Telle est ta réaction lorsque, à son insu, le brunet quitte terre. Il s'envole, échappe à la gravité. C'est à peine si tu remarques l'objet difforme qui siège à ton poignet. Mais toi, tu n'as d'yeux que pour lui. Un inconnu que tu viens tout juste de rencontrer. Perdue dans le fond de tes pensées, tu te demandes éternellement... ce que cela fait. Que peut-il bien ressentir, là-haut dans le ciel ? Cela t'est inconnu, mais tu cherches à le savoir. Tu veux essayer de comprendre ; d'assimiler le fait que cela soit - ou non - une manière d'échapper aux ennuis perpétuels. Est-ce que tout devient indolore ? Est-ce que nous sommes libérés d'un poids ? A regarder le jeune homme, c'est sans doute plus un supplice qu'autre chose. Seulement, tu ne t'arrêtes pas là ; il faut en savoir plus.
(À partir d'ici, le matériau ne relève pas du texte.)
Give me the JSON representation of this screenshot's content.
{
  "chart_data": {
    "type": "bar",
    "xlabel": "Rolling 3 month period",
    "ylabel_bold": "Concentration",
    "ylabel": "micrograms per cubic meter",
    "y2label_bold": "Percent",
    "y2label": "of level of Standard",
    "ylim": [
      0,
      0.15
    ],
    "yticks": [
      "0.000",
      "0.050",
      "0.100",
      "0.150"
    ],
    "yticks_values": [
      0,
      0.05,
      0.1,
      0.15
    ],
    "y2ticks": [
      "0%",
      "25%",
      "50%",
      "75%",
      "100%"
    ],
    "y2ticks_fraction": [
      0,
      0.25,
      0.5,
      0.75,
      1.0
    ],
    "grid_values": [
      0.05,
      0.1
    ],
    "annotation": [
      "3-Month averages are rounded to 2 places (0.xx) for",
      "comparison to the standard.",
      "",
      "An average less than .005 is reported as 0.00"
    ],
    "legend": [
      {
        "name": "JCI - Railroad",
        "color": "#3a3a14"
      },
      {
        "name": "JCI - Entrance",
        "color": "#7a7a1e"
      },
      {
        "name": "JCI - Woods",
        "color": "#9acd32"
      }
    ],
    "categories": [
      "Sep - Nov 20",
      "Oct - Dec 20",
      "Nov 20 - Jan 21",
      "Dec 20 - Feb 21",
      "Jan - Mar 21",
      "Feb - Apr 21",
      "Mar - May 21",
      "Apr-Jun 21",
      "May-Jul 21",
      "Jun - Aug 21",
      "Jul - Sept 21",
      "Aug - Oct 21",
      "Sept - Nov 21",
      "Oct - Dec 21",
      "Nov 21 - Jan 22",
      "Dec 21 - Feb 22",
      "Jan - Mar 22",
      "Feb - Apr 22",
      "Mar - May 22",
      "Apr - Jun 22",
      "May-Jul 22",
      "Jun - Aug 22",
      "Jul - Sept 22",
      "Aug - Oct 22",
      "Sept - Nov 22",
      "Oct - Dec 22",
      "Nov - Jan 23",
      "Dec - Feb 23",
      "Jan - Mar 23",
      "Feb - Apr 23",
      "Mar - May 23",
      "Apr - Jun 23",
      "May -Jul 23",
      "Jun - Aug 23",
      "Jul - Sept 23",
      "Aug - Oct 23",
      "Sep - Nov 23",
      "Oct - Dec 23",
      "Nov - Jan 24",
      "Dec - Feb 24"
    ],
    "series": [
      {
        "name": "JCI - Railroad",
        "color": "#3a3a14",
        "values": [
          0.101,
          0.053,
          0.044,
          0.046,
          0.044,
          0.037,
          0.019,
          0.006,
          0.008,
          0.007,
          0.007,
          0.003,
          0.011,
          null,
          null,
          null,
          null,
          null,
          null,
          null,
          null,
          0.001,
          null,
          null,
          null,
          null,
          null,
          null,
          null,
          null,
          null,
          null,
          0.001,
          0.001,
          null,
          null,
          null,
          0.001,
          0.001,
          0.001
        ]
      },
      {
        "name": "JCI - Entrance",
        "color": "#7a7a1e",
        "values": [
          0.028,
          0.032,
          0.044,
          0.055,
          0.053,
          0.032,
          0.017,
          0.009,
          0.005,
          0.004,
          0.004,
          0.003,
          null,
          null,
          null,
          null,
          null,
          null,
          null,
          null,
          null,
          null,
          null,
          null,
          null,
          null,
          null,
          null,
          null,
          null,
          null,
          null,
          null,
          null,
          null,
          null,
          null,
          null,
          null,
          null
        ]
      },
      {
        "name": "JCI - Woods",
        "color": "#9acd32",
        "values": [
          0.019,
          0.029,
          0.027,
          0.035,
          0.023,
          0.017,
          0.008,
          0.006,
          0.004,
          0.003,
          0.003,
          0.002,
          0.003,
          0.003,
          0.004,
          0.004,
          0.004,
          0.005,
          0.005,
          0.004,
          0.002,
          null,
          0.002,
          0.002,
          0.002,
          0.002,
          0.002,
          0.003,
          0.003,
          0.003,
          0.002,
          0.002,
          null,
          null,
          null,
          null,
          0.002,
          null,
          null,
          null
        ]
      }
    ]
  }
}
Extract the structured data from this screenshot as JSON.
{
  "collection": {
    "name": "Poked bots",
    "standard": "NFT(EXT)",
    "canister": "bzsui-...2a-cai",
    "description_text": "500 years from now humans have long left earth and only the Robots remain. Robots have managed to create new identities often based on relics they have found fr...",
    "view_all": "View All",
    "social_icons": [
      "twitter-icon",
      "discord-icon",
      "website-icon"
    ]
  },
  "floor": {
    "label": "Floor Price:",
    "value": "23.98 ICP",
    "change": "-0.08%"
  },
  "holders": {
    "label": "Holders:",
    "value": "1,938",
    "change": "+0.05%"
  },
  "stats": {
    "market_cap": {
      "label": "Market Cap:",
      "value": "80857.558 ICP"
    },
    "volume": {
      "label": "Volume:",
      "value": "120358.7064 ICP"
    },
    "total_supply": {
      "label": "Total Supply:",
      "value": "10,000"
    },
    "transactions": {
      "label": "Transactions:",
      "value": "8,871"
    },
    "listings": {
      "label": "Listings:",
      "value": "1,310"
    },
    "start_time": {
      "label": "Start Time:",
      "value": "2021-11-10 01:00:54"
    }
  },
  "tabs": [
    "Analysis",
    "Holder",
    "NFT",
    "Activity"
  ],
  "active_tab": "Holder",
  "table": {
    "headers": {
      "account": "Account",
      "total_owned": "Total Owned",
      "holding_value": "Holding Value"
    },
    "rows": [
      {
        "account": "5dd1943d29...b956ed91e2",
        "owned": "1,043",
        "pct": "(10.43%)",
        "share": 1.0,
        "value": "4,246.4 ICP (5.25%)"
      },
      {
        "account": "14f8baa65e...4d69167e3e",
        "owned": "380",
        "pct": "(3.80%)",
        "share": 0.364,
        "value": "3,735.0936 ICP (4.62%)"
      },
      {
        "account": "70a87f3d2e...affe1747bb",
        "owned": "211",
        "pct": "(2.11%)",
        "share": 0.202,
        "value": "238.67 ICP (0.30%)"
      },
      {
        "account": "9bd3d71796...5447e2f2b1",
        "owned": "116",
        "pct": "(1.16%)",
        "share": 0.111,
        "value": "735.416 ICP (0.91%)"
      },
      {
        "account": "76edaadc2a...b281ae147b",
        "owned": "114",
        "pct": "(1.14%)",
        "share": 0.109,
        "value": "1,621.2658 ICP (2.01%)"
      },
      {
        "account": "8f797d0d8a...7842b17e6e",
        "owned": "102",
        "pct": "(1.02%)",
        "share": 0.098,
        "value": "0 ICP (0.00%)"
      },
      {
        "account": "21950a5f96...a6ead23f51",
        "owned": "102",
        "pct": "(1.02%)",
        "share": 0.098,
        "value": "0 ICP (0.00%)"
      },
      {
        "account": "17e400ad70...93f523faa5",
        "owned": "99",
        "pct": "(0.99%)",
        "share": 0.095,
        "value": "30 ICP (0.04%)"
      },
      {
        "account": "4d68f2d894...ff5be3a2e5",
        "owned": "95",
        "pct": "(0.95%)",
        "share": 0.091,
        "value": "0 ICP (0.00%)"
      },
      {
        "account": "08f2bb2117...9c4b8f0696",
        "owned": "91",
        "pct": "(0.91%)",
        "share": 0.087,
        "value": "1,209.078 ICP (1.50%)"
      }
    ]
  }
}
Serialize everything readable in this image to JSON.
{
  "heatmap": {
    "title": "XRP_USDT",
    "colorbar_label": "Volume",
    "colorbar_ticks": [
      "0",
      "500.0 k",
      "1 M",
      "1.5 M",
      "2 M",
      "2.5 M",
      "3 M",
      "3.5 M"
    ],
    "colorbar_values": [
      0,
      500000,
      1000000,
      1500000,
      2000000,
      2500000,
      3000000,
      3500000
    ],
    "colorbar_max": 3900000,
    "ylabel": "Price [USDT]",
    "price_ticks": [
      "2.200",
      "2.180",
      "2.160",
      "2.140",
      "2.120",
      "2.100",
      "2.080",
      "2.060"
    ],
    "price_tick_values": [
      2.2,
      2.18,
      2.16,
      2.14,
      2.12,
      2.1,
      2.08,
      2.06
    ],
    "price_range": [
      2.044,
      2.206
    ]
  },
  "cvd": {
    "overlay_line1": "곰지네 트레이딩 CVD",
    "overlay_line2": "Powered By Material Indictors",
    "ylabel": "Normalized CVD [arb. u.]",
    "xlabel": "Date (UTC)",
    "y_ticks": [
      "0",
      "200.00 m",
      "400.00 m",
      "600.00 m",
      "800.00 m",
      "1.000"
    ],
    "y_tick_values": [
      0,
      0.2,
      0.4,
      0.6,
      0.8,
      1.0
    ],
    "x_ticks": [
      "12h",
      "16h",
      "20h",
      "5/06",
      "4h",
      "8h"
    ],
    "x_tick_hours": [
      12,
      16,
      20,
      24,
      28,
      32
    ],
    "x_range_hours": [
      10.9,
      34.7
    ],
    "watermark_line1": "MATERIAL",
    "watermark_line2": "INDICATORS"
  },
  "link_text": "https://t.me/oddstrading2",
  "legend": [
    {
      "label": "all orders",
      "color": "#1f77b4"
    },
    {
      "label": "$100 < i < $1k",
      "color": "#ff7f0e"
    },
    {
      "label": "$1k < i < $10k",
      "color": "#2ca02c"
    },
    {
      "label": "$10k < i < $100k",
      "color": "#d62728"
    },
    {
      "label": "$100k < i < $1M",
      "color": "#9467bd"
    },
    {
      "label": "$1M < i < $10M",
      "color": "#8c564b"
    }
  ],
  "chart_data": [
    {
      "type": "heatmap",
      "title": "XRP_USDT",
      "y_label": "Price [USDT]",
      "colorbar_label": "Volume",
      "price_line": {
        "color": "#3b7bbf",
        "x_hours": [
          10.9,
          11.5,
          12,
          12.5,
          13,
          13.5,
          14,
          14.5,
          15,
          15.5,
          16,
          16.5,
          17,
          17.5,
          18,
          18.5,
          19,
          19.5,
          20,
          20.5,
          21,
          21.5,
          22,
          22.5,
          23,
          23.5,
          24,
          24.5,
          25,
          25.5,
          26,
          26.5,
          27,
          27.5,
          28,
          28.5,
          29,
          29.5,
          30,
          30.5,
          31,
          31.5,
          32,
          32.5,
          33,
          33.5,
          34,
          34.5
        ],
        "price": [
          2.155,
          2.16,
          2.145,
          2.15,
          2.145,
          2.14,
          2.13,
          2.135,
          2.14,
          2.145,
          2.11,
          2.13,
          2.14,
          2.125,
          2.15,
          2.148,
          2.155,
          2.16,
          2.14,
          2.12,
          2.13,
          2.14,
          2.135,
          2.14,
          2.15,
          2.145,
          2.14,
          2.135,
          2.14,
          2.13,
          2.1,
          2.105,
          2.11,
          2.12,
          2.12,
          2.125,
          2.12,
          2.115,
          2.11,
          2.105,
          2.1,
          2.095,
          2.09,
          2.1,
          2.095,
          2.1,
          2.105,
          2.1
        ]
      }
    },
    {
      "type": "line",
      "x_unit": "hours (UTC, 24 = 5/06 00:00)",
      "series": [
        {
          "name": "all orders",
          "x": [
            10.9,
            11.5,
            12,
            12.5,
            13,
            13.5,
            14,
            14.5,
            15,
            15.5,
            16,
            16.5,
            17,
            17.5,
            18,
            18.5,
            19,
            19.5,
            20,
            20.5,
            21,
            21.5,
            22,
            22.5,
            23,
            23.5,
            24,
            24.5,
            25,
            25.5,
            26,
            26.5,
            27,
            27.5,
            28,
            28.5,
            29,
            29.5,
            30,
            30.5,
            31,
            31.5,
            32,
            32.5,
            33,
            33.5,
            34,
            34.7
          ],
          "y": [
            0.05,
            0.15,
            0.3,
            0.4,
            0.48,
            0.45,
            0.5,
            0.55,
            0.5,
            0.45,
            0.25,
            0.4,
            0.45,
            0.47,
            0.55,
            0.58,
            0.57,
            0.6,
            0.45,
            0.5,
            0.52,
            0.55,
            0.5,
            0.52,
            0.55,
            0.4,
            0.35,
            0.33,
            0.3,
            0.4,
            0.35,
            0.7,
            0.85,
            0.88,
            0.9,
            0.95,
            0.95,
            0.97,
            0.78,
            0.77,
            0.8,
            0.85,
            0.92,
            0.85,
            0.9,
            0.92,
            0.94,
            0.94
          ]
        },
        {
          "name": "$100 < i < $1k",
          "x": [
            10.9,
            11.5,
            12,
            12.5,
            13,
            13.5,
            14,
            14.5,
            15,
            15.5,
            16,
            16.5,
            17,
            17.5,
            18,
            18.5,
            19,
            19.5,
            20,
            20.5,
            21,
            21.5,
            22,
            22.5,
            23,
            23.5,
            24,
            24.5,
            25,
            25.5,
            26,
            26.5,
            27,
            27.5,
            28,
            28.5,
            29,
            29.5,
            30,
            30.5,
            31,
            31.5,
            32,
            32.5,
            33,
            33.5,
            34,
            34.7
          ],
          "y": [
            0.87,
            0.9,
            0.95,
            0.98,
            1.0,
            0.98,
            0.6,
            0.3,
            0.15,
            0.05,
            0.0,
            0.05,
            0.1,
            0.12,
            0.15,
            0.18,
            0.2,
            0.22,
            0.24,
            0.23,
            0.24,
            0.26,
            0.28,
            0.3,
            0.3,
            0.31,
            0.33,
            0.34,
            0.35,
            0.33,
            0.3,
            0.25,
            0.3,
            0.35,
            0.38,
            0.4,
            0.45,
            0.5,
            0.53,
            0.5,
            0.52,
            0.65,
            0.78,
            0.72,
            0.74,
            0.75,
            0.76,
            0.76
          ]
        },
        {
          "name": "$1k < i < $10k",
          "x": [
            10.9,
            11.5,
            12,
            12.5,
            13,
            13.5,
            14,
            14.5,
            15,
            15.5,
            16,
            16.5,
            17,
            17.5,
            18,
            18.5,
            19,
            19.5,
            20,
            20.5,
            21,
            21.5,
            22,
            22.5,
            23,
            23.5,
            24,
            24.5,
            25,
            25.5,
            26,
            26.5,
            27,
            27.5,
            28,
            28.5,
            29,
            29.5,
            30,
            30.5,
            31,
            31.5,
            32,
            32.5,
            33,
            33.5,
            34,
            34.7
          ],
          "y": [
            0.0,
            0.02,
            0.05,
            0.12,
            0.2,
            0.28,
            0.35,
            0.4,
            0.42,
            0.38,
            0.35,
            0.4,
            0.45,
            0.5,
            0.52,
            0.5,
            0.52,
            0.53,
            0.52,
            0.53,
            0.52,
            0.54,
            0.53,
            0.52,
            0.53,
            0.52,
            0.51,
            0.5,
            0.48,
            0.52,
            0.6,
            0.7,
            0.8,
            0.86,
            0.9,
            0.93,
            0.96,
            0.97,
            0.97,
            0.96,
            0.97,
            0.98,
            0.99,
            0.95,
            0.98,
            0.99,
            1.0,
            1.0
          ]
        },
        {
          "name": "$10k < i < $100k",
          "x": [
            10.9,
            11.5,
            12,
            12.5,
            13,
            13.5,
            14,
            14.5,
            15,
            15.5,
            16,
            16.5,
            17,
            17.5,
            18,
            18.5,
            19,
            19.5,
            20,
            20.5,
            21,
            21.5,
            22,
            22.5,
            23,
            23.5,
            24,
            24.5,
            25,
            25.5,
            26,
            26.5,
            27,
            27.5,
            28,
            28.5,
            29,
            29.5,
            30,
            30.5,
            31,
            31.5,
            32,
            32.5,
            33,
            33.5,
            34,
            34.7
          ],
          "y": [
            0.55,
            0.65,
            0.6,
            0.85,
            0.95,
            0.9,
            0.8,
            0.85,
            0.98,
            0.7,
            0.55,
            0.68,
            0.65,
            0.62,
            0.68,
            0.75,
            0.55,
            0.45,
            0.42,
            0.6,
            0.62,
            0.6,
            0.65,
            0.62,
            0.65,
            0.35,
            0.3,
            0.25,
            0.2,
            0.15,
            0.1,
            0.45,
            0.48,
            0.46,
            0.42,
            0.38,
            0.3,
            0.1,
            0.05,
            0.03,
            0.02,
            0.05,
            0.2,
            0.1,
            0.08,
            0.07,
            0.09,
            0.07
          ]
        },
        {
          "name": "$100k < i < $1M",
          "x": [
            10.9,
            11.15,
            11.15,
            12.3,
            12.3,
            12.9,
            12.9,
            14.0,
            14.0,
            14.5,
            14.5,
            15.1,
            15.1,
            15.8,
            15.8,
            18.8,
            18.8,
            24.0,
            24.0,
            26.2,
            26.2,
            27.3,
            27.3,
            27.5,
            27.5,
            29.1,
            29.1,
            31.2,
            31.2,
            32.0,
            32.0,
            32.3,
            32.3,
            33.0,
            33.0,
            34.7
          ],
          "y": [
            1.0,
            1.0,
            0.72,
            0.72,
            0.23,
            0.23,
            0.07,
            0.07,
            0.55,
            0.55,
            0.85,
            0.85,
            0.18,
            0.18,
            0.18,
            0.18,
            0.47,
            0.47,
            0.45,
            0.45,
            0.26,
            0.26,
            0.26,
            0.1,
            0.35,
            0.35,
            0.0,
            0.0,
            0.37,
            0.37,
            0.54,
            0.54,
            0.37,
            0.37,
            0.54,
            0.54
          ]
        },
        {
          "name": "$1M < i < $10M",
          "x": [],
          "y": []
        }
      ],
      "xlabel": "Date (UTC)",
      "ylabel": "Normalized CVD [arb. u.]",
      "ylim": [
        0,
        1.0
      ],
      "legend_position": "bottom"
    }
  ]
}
Cessant de dévisager le garçon, tu reportes ton attention à ton poignet, sur cette sorte de montre sertie d'une vingtaine de boutons. Le plus attirant, bien entendu, c'est le plus gros, celui qui est rouge. Plus qu'un bouton, c'est un réel chronomètre : seconde par seconde, il tourne sur lui-même, accompagné d'un petit tac. Dans ton innocence spectaculaire, tu l'accompagnes dans sa rotation, pour "voir ce que ça fait". Et là, le brun vole. Monte. De plus en plus haut. Désespérée à son sujet, tu te précipites aux abords de la place. Seulement, trop tard : il vient de disparaître dans la plaine mauve, et plus aucune montre n'est accrochée à ton poignet...

C'est dans l'indifférence la plus totale que tu retournes t'asseoir sur ce banc bleu. L'épisode précédent s'est déjà presque effacé de ta mémoire. Aussi étonnant que cela puisse paraître,, cette rencontre a été d'une futilité à couper le souffle. Pour toi.